I'm going to start with the conclusion: PliantDb's ultimate form is a platform to help you build a modern Rust-y app. For Cosmic Verge, it will be what game clients connect to over the internet, and it's what our internal API will be powered by. To support this safely, a robust permissions model will be needed. But, rest assured, if all you want is a local database with minimal features, you'll be able to get just that and no more.

To begin to understand why this is the logical conclusion of multiple days of conversations on Discord, we must first start thinking about the goals of the Cosmic Verge architecture we're going for:

  • We want to have a large number of "locations" with independent sets of data and regular-interval game loops.
  • We want to have a cluster that can scale up and down as needed to meet demand. This means dynamically moving locations between servers as load is increasing.
  • We want to have every location be configured in a highly-available setup. If one server fails, clients should barely notice a hiccup (the only hiccup being if they dropped their connection).
  • Every server will have PliantDb data on it, but we want custom logic driving placement of data/tasks within the cluster. We want to be able to use metrics to balance load intelligently.

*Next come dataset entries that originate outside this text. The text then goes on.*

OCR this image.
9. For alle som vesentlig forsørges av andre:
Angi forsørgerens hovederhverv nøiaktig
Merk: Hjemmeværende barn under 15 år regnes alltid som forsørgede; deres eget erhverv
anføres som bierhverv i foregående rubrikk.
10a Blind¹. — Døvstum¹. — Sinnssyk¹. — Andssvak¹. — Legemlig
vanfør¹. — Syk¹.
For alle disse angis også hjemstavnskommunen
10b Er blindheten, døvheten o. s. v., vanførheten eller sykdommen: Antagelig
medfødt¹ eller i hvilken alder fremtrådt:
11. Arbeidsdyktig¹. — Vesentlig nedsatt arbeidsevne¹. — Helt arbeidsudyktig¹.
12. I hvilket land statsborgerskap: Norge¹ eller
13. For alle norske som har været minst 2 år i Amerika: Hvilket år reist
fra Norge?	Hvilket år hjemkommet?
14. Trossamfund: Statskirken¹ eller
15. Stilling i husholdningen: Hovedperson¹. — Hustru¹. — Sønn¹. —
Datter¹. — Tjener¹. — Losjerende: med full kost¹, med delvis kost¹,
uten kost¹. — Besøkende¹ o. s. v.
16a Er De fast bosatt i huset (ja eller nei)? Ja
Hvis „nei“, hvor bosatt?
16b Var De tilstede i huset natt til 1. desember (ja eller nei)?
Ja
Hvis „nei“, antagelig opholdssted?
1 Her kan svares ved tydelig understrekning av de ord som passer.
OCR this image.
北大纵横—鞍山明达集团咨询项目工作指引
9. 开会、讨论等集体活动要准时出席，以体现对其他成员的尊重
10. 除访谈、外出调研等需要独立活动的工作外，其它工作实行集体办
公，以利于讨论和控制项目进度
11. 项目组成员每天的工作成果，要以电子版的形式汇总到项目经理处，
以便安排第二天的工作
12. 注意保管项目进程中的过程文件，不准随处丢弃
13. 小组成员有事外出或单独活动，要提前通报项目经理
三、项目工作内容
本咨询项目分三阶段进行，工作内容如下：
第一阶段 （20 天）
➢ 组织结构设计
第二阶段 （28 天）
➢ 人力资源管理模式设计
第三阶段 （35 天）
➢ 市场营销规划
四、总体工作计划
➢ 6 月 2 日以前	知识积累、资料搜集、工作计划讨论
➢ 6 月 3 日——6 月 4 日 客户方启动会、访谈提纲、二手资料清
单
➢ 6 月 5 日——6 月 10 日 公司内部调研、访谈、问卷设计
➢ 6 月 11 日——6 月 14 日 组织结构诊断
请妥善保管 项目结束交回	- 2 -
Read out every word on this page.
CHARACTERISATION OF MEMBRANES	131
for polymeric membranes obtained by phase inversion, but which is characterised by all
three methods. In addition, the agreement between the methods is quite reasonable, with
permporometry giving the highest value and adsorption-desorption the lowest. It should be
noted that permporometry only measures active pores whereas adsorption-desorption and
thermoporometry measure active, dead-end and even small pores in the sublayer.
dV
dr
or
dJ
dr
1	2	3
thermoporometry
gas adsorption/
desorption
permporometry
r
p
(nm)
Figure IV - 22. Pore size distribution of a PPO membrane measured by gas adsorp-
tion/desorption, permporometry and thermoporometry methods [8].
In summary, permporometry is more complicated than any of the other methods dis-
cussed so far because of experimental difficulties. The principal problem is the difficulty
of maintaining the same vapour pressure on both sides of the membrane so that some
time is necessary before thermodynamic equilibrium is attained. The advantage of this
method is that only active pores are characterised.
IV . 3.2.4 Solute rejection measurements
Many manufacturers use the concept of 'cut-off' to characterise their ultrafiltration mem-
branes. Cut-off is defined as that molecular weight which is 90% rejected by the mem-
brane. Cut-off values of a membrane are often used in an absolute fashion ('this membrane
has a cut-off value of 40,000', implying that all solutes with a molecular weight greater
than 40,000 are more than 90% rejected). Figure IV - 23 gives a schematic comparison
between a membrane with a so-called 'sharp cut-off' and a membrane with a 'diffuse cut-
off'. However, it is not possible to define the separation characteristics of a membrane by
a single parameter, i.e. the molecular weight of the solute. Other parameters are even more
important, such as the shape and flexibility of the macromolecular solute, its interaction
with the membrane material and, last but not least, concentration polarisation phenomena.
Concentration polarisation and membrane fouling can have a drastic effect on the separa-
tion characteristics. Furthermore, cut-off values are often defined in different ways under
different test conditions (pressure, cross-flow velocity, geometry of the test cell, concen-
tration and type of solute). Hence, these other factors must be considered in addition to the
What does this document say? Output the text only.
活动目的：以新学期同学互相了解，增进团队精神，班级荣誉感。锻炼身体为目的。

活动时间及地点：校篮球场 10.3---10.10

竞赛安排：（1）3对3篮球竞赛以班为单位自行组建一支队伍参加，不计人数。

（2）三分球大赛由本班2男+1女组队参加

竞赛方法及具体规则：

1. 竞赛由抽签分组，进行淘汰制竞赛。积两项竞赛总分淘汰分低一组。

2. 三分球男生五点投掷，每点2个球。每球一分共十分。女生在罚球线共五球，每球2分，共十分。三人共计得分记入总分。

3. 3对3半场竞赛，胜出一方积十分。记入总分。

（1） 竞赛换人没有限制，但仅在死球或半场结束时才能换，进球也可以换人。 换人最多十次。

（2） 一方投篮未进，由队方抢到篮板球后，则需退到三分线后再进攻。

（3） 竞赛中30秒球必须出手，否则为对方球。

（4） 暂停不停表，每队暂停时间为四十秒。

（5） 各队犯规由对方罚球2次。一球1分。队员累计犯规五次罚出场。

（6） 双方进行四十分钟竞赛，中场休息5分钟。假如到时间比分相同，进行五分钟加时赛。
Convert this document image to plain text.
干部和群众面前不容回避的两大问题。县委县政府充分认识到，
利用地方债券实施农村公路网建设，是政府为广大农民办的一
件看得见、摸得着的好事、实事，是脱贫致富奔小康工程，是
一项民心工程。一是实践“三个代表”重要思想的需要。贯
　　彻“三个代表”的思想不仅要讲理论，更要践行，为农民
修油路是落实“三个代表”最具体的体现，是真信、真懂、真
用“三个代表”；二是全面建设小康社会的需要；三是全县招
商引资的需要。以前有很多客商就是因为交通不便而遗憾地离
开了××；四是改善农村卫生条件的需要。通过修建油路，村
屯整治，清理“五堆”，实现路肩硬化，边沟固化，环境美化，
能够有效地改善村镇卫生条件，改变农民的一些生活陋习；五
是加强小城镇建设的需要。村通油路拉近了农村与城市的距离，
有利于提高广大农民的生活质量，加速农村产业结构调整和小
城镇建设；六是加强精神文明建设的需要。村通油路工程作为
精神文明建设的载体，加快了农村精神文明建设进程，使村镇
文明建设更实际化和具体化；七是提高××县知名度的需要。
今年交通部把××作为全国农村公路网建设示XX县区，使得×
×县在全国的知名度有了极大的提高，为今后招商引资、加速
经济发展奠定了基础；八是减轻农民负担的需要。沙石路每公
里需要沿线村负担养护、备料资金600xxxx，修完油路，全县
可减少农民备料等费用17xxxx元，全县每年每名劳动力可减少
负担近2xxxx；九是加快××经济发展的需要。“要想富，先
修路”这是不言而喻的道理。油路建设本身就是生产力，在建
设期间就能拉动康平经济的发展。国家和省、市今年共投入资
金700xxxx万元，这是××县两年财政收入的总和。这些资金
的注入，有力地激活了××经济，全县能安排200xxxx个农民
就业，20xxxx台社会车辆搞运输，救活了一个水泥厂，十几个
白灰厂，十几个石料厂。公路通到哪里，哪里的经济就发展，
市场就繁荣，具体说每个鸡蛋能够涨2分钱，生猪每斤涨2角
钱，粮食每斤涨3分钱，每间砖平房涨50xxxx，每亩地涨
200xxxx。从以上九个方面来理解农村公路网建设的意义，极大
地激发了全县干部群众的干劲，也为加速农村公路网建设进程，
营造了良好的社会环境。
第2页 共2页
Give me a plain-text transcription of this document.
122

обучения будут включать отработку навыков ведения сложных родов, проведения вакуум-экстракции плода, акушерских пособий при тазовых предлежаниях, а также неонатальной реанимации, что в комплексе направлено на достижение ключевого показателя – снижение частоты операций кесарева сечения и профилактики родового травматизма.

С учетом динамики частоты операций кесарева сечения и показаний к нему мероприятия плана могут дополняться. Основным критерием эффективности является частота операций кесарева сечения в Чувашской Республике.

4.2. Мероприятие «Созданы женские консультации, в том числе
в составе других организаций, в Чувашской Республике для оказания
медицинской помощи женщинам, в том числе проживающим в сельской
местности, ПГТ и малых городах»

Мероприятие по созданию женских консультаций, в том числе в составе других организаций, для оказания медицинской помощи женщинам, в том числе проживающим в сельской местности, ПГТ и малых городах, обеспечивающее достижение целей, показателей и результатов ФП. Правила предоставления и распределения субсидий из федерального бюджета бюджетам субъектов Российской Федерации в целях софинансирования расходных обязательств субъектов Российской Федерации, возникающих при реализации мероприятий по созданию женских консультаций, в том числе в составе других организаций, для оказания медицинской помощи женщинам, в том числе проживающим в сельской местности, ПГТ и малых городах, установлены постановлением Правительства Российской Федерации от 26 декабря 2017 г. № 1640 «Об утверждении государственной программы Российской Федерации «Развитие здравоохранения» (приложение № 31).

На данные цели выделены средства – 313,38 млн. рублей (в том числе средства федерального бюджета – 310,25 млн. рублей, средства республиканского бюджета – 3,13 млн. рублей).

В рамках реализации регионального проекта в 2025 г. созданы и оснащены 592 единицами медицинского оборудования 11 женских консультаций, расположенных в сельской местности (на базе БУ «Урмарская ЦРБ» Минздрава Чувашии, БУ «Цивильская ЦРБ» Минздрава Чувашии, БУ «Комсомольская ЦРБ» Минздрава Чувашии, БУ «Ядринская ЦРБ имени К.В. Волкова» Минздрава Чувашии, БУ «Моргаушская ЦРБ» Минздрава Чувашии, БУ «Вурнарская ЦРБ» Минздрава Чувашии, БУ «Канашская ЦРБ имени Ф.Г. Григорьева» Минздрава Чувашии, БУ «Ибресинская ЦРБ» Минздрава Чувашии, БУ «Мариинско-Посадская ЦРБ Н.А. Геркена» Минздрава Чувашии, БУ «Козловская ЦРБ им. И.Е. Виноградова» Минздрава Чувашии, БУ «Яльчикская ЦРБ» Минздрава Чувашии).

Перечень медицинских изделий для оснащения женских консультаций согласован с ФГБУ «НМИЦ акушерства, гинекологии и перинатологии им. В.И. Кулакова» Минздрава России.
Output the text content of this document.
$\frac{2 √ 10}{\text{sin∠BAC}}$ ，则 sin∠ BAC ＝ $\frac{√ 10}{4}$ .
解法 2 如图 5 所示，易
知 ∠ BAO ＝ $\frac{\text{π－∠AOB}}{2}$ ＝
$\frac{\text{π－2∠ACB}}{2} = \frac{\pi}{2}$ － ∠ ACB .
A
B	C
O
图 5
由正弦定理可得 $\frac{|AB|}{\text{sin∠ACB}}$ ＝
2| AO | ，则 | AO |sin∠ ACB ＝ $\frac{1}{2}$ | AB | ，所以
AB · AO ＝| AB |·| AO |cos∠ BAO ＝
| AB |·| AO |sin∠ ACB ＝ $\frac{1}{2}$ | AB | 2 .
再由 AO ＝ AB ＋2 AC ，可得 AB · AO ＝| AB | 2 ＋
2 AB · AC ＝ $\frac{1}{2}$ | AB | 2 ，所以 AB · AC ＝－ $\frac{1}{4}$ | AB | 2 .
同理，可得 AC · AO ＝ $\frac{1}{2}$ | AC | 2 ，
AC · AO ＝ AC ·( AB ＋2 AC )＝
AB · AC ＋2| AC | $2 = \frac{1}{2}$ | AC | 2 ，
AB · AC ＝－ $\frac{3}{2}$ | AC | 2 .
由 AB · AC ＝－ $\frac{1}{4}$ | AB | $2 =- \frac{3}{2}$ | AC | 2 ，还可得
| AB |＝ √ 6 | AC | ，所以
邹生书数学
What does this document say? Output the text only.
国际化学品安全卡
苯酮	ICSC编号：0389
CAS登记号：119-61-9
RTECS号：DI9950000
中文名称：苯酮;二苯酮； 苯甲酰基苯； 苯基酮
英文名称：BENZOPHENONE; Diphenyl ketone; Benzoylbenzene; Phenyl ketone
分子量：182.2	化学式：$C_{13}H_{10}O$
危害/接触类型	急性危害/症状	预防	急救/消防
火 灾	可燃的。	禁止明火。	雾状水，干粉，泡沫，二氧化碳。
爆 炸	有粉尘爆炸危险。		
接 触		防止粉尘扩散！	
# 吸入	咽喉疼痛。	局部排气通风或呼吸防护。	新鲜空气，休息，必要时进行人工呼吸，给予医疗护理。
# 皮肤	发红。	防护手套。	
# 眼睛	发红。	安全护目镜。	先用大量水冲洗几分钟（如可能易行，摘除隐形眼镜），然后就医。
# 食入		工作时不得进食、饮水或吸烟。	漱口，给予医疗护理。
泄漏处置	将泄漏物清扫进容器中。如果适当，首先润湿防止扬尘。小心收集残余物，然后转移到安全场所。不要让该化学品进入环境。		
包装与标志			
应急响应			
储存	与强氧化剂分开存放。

Because of these basic facts, we concluded that every Cosmic Verge server was going to be a part of the PliantDb cluster. And, if each server was going to be connected via PliantDb, could we improve upon PliantDb's solution to solving our networking problems by implementing a separate protocol? In the end, we decided we couldn't. But more importantly, as we reviewed the features needed by Cosmic Verge to achieve clustering and the features required by PliantDb, we realized the overlap was too significant to ignore.

Why is this better than using some other database cluster? It boils down to how PliantDb works in the server's executable. Each instance of the Cosmic Verge server will open a PliantDb server in cluster mode. When the server's code calls into the cluster, it will know what servers contain the data in question. For a PubSub message, for example, it knows precisely which servers have any subscribers listening to the topic of the message being published. Because of this knowledge, a PubSub message sent through the PliantDb cluster will be a direct message between two servers in the same cluster. The same knowledge also works for all database operations. If you need a quorum write to succeed, and you're one of the three servers in that particular database shard's cluster, only two network requests are sent. Or, if you ask for a cached view result, your local server instance will return the data without making a network request if it can.

But, what about the actual game API? How is PliantDb going to help with that? Let me introduce a project that I haven't updated in a little while: basws. This is the project that Cosmic Verge currently is built on. The main idea is to build a simple way to create API servers, abstracting the authentication/re-authentication logic as much as possible. As I started envisioning how I would integrate PliantDb with it, I started realizing that I wanted PliantDb to have some of this functionality. It wouldn't be hard to add this exact functionality into PliantDb and give it direct support for the Users and Permissions models. A clear win for Cosmic Verge, but hopefully for a lot of developers.

What's next?

I have my hopes on demoing a native-client version of Cosmic Verge at next month's Rust Game Dev Meetup powered by PliantDb, but to do that I need a few more things:

  • Permissions: I don't want to allow people to connect to a PliantDb server that has no concept of permissions.
  • basws-like API layer: This layer will be defined as a trait that you will be able to optionally provide on the Server and (eventually) Cluster types.
  • Users if I want to support logging in, although for the demo I might simply give each player a unique random color.

The next meetup is on May 8. I'm hopeful, but there's a lot of work to do. And, I keep finding myself writing very long blog posts!

As always, thank you for reading. I hope you're interested in PliantDb. If you'd like to join the development conversations, join our discord.